Dave Kreklewich, head of council for the Municipality of Oakland-Wawanesa, says repairs have been, “constant,” on the municipality’s gravel roads this spring.
“They’re worse and then, at the same time, farmers were anxious to get out and they couldn’t get out and then all of a sudden all of them were out, so there was a lot of traffic on the roads,” he said.
Kreklewich estimates the municipality won’t be done road repairs for at least a month.
The municipality is creeping up on half of its road repair budget for the year, Kreklewich said, although a relatively dry winter has provided some relief. The municipality has been able to move some money from planned snow removal to road repairs, although the spring is, “stretching,” current financial plans, he said.
The spring damage has created more challenges for producers, many of whom were already fighting a challenging spring. Farmers in the southwest were significantly behind in seeding progress going into June, agronomists and provincial extension staff noted in late May.
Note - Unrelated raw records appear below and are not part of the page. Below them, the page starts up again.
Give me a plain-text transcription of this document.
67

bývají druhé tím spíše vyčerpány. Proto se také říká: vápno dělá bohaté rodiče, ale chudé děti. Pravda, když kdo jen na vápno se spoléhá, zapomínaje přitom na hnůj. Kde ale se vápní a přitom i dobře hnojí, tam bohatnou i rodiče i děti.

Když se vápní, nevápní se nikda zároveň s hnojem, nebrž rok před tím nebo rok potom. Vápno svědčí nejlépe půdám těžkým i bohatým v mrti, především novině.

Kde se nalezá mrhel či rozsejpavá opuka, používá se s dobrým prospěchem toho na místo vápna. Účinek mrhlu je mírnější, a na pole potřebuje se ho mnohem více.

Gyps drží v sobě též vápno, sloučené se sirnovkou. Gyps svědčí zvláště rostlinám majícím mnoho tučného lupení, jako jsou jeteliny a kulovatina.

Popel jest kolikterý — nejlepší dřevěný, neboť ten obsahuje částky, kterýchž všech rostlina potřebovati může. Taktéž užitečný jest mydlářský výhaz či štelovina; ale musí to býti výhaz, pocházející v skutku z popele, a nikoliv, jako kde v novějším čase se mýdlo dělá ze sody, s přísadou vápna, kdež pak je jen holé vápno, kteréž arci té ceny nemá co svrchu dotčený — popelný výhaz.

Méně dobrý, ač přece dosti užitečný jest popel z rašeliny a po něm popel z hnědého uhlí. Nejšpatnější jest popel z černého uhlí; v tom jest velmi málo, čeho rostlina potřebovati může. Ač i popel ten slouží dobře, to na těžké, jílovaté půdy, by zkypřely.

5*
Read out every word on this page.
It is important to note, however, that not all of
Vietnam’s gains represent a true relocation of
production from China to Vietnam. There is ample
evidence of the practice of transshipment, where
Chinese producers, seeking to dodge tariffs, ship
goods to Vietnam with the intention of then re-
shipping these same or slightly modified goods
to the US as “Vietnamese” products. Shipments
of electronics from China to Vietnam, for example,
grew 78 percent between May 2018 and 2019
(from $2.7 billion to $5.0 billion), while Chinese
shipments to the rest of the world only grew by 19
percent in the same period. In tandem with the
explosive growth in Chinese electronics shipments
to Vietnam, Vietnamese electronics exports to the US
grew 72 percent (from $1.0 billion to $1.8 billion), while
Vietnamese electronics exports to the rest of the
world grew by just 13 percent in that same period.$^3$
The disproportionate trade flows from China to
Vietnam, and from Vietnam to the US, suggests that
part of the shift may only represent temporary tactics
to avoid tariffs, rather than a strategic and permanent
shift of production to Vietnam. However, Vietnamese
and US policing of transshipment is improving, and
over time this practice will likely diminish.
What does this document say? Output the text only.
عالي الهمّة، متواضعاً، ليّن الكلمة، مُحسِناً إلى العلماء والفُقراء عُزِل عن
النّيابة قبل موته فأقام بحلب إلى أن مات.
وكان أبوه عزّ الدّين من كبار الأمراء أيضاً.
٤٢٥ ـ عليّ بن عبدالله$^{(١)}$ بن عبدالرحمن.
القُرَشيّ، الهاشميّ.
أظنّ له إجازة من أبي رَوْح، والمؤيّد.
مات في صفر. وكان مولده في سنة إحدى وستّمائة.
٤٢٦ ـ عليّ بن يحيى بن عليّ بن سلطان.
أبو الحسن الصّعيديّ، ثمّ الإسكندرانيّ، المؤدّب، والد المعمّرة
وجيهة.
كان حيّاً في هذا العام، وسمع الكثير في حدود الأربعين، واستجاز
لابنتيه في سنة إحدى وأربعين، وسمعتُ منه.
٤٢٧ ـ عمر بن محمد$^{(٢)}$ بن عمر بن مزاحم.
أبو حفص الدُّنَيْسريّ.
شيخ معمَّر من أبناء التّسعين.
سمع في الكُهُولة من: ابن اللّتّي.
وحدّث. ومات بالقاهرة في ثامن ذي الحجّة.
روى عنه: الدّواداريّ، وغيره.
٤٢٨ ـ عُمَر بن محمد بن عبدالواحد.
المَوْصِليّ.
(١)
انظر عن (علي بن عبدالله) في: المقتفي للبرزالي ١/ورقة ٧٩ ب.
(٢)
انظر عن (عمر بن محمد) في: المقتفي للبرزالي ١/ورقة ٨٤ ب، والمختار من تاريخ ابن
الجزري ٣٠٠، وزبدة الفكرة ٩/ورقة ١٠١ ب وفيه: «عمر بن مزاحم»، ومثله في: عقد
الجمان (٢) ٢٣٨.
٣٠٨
On May 26, the province estimated that only 55 per cent of seeding was complete in the southwest, compared to many reports of over 80 per cent seeding completion elsewhere in the province.
Aaron Hargreaves, who farms south of Brandon, noted frost boils as one of his main challenges in a year where his farm was already late to start seeding.
“Equipment is just sinking in the sidehills and hilltops and there’s just no way to see them, no way to avoid them,” he told the Co-operator in late May. “It’s been a really hard year on equipment, for sure.”
Hargreaves was echoed on social media.
Scott Perkin, who farms near Souris, described the state of roads and yards in his area as, “an utter disaster.”
Other producers, noting the same, have added that the local municipalities are doing all they can to keep up to road repairs, while yet others have also noted the poor state of Hwy. 23.
Curtis Borduzak, vice-president of fixed operations with Rocky Mountain Equipment, said the company has noted an uptick in service calls this spring, although he could not tie that to frost boil damage, such as McEwan experienced.
He has not heard specific complaints about damage from moving equipment over poor roads, he noted, adding that producers have also faced challenges trying to complete harvest from last year while also trying to farm in the midst of the COVID-19 pandemic.
Kreklewich, likewise, said he has not heard of farm equipment damages, although there has been one incident of a resident damaging a passenger vehicle after hitting a section of poor road. Most poor sections are marked, however, he noted.
McEwan, meanwhile, noted that traffic trends in his region have not helped spring road conditions.
“The number of frost boils on this road seems to be increasing with the size of the farms and the size of the equipment we’re running over it,” he said. “There’s a lot more semis running over that gravel road in the spring now than there used to be, and with the high water table, there’s going to be problems.”
The damage to his cultivator did not significantly slow down his spring operations, he noted, although it did take out his high-clearance cultivator of choice, so chosen because he, like many of his neighbours, was unable to complete field work last fall.
“It’s an older machine,” he said. “It’s not worth a lot of money in terms of ag equipment but, you know, it was one I had set up to do the things the way I wanted and I was a little peeved that it got twisted up.”